Face à la multiplication des dénonciations de racket sur les axes routiers du pays, la Gendarmerie nationale a décidé de sortir du silence. Dans un avis publié dans L’Union aujourd’hui vendredi 19 décembre 2025, le Commandement en chef reconnaît explicitement l’existence de pratiques répréhensibles commises par certains agents, tout en soulignant la responsabilité partagée entre forces de l’ordre et usagers. Une prise de position qui relance le débat sur la lutte contre la corruption routière, dans un climat déjà tendu entre citoyens et forces de sécurité.
Une reconnaissance officielle des dérives

Pour la première fois de manière aussi claire, la Gendarmerie nationale admet que des actes de racket sont effectivement perpétrés par certains gendarmes en poste sur les routes.
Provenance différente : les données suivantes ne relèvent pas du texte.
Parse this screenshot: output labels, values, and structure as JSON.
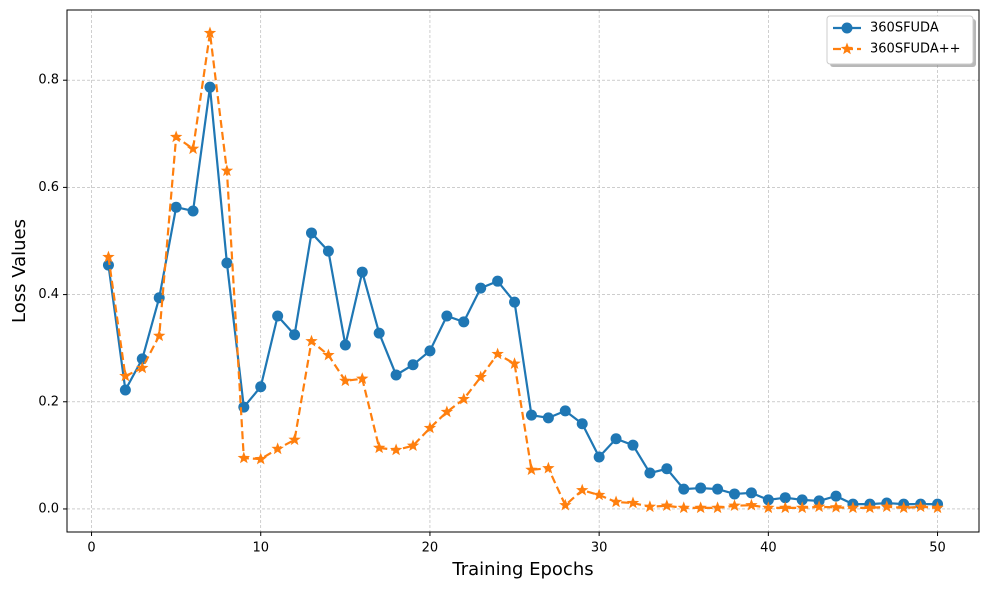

Une reconnaissance attendue par de nombreux usagers, régulièrement confrontés à des contrôles jugés abusifs, souvent accompagnés de demandes d’argent informelles.
Dans son avis, le Commandement en chef rappelle néanmoins que la police de la circulation routière demeure une mission régalienne essentielle, dont la finalité première est la sécurisation des personnes et des biens, le respect du Code de la route ainsi que la prévention des accidents.
Tolérance zéro affichée, message réaffirmé

Tout en condamnant les dérives individuelles, l’institution insiste sur le fait que cette mission d’intérêt général « ne saurait être détournée à des fins personnelles ou mercantiles ». La Gendarmerie réaffirme ainsi sa ligne officielle de tolérance zéro vis-à-vis des comportements contraires à l’éthique et à la déontologie, en conformité avec les exigences de discipline et de professionnalisme prônées par la Ve République.
Une corruption à double responsabilité

Mais c’est surtout l’approche adoptée par l’institution qui suscite interrogations et réactions. Dans son avis, la Gendarmerie nationale affirme que la corruption « implique l’action de deux intervenants : un corrupteur et un corrompu ». Elle ajoute qu’un usager en règle « n’a aucune raison valable de remettre facilement son argent à un agent », laissant entendre que celui qui s’y prête dissimule nécessairement une infraction.
Cette position, perçue par certains comme un renvoi de responsabilité vers les populations, tranche avec le discours habituellement attendu des forces de sécurité. Pour le Commandement en chef, la lutte contre la corruption routière ne peut être un combat à sens unique et nécessite une implication active des citoyens.
Des mesures existantes, mais peu dissuasives

La Gendarmerie rappelle par ailleurs les mécanismes mis en place depuis 2020 pour lutter contre le racket : affichage de pancartes dans les postes de contrôle interdisant toute remise d’argent sans quittance du Trésor, mise à disposition de numéros verts pour dénoncer les abus (1401, 011 73 20 36, 011 76 22 80), ainsi que des campagnes régulières de sensibilisation.
Cependant, malgré ces dispositifs, les pratiques dénoncées persistent sur le terrain. De nombreux usagers affirment que les contrôles restent marqués par une pression dissuasive, particulièrement en périodes de forte affluence ou de fêtes, où les automobilistes cherchent avant tout à éviter des sanctions jugées arbitraires.
Une posture qui divise

Si la responsabilisation citoyenne apparaît nécessaire dans la lutte contre la corruption, plusieurs observateurs estiment qu’elle ne saurait occulter l’asymétrie de pouvoir existant entre un agent en uniforme et un usager souvent vulnérable. La crainte de sanctions immédiates, de retenues prolongées ou de tracasseries administratives pèse lourdement dans les interactions quotidiennes sur les routes.
En mettant en cause les populations, la Gendarmerie s’expose ainsi au reproche d’un discours perçu comme une esquive du caractère structurel du problème, là où beaucoup attendent avant tout des sanctions exemplaires contre les agents fautifs.
Un test de crédibilité pour la Gendarmerie

Au-delà des déclarations, l’avis publié dans L’Union pose une question centrale : l’institution saura-t-elle traduire ses engagements en actes concrets ? La crédibilité de la Gendarmerie nationale dans la lutte contre le racket routier sera jugée à l’aune de sanctions visibles, dissuasives et équitables.
À défaut de résultats tangibles, le risque est réel de voir s’accentuer la défiance des citoyens envers une institution qui affirme pourtant vouloir restaurer l’autorité de l’État et la confiance sur les routes gabonaises.